My conclusion from that experience is that with the good ones, good franchises, you get a how-to guide, recipe book, ongoing guidance, national marketing, and so forth. It is like buying a business you can succeed with if you do the work and follow the instructions. It isn’t easy by any means, but it’s easier than doing it all by yourself.
And, just as important, I also saw that there are a lot of franchises that aren’t worth the time and money and don’t give a franchisee what they promise. Franchises normally charge the franchisee an initial fee and then an ongoing percentage in exchange for executing a business formula.
McDonalds franchisees, for example, make lots of money. McDonalds makes sure they are successful. So it’s hard to get a McDonalds franchise, expensive, not readily available anymore, and easy to lose. To preserve the value, McDonalds enforces its own rules ruthlessly, and cuts of franchise owners who fail to keep up. They have great training, lots of requirements, and even secret inspections to enforce the guidelines.
On the other hand, there are franchises for sale that are little more than a logo and a slipshod attempt at a manual. There are franchises selling themselves to people without ever having proven success in a single flagship location. So the buyer has to beware.
So I do occasionally recommend to the person who just wants to own a business, but doesn’t know or even care what kind of business, that he or she look into franchise opportunities.
And when I do, I also recommend that they get some good unbiased information about different franchises available, how to choose, what to look for, and what to watch out for.
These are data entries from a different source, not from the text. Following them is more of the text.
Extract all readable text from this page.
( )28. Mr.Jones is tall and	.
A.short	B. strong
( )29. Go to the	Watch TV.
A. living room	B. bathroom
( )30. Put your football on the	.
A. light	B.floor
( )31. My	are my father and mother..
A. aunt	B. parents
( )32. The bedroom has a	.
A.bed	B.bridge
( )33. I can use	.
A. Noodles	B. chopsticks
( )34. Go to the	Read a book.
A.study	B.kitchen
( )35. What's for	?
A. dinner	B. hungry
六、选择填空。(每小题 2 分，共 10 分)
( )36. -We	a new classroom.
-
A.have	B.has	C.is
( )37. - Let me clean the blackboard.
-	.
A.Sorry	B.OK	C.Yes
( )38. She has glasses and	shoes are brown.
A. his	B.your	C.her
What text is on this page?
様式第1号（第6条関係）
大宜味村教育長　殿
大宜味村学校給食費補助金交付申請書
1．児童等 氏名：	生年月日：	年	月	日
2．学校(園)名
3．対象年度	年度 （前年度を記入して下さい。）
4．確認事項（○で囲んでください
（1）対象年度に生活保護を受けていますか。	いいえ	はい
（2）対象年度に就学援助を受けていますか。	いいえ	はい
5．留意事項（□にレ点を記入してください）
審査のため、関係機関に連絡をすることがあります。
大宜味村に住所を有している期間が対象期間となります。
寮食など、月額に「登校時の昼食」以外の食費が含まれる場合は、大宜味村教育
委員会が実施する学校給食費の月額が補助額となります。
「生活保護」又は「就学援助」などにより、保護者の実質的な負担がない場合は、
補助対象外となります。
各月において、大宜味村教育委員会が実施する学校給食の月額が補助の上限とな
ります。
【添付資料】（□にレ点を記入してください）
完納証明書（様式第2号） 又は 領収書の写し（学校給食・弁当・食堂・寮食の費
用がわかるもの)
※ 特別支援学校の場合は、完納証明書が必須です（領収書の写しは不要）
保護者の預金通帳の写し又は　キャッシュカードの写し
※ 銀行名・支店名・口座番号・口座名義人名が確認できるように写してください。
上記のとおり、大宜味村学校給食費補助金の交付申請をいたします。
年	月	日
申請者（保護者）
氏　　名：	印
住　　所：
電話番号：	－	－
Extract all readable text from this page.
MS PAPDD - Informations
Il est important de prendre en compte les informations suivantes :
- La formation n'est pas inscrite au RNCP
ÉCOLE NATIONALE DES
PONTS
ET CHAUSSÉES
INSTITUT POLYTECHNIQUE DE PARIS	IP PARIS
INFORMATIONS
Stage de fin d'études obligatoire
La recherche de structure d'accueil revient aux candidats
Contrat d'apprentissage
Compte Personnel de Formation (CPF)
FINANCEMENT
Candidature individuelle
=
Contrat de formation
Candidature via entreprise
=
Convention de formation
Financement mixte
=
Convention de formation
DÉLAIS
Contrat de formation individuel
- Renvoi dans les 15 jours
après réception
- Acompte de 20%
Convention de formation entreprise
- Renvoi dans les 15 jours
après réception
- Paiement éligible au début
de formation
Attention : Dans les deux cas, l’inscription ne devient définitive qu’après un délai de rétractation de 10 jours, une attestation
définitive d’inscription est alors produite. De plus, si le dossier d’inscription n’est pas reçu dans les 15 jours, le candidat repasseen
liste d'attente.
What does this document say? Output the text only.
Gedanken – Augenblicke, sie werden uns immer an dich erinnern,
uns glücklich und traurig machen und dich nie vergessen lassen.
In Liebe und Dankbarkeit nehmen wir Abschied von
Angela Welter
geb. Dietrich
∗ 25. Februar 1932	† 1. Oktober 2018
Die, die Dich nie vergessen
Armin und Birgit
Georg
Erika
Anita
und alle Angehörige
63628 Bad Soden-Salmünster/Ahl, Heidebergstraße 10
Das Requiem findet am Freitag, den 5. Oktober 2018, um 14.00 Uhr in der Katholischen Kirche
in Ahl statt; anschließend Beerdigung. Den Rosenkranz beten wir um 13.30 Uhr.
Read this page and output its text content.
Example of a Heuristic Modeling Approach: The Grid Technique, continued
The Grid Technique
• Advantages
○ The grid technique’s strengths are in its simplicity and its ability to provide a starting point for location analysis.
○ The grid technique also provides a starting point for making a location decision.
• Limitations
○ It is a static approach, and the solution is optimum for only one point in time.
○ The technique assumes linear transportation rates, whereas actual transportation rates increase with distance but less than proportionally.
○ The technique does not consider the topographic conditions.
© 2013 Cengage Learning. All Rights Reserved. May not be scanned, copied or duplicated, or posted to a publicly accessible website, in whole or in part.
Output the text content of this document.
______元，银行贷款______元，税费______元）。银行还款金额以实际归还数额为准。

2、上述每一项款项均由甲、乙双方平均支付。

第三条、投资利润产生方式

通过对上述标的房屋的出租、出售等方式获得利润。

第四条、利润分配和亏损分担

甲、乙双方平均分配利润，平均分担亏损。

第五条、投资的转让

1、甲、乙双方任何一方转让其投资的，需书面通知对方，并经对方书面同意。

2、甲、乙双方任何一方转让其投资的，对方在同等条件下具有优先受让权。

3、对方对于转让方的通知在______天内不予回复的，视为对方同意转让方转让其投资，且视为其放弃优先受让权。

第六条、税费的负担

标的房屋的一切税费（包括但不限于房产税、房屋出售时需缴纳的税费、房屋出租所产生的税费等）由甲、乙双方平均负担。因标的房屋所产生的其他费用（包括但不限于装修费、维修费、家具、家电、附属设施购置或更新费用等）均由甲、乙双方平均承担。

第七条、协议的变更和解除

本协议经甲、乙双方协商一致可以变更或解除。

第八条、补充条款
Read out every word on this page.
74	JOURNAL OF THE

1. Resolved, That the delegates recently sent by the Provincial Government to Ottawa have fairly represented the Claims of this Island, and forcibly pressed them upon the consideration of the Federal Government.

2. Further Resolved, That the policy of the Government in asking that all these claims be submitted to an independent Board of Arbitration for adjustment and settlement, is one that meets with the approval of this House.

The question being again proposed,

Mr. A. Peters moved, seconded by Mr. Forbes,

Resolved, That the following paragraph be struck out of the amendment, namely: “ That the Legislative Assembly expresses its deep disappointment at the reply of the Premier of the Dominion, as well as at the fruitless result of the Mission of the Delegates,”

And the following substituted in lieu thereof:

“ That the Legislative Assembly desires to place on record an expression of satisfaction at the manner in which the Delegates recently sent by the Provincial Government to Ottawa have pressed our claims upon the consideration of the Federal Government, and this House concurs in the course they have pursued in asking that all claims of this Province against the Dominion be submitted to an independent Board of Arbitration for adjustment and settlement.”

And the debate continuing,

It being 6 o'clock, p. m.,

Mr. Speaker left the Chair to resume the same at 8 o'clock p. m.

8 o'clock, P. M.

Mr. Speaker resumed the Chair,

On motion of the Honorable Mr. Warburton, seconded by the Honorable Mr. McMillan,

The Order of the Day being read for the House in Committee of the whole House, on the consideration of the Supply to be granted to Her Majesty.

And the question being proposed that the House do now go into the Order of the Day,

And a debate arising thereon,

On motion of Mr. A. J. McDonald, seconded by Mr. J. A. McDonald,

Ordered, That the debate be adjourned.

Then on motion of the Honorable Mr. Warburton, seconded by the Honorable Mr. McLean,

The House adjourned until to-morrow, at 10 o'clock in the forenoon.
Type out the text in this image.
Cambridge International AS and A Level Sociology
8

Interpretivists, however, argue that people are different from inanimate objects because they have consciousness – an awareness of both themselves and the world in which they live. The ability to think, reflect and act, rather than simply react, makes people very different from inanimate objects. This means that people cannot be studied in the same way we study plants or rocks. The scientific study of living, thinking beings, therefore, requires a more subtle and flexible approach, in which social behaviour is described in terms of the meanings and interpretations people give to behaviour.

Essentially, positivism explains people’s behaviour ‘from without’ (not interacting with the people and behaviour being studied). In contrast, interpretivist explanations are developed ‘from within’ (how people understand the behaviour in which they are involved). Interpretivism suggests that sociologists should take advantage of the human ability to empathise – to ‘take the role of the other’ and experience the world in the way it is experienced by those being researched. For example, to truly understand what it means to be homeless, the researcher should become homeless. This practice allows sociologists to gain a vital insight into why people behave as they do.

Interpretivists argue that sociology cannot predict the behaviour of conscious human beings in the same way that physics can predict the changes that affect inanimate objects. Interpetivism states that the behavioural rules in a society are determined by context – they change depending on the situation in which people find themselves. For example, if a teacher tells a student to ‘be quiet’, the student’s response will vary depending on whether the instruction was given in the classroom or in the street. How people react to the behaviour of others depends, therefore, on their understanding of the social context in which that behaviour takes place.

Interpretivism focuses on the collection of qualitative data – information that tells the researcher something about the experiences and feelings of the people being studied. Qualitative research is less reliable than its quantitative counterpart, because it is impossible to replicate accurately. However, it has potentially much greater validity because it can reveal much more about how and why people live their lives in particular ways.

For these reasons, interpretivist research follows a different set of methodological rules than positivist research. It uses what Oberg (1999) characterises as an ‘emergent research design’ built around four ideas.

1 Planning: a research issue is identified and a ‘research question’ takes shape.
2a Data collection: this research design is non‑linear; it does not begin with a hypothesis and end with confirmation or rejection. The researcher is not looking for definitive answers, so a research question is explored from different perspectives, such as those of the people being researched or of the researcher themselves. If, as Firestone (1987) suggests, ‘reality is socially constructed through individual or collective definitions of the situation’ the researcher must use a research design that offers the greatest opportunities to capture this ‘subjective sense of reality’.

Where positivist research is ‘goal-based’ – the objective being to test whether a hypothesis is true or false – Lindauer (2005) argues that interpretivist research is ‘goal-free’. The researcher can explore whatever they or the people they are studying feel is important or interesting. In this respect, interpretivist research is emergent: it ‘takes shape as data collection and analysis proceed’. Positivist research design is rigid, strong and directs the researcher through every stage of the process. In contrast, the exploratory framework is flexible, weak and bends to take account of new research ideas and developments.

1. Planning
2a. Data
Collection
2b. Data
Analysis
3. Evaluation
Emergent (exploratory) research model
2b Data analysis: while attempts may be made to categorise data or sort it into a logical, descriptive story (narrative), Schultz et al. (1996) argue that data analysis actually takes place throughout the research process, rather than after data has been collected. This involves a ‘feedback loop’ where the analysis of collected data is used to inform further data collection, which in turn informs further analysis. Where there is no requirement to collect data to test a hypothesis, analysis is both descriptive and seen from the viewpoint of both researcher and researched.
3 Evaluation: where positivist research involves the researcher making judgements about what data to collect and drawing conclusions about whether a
Which is why I put Joel’s picture onto this post. For the record, Joel’s a friend, although I’ve never actually met him (and he isn’t paying me in any way, just in case you wondered). We connected through social media because I needed to find an expert to recommend, and Joel’s my expert on this subject. I think of him as somebody not paid by any franchisor who knows the territory and can guide a new franchise prospect through the pitfalls.
So yes, if you ask me which business to start, I’ll answer with look in the mirror. But if you might be in the market for a franchise, I’ll suggest you do that carefully, and do some homework before you jump. Buyer beware.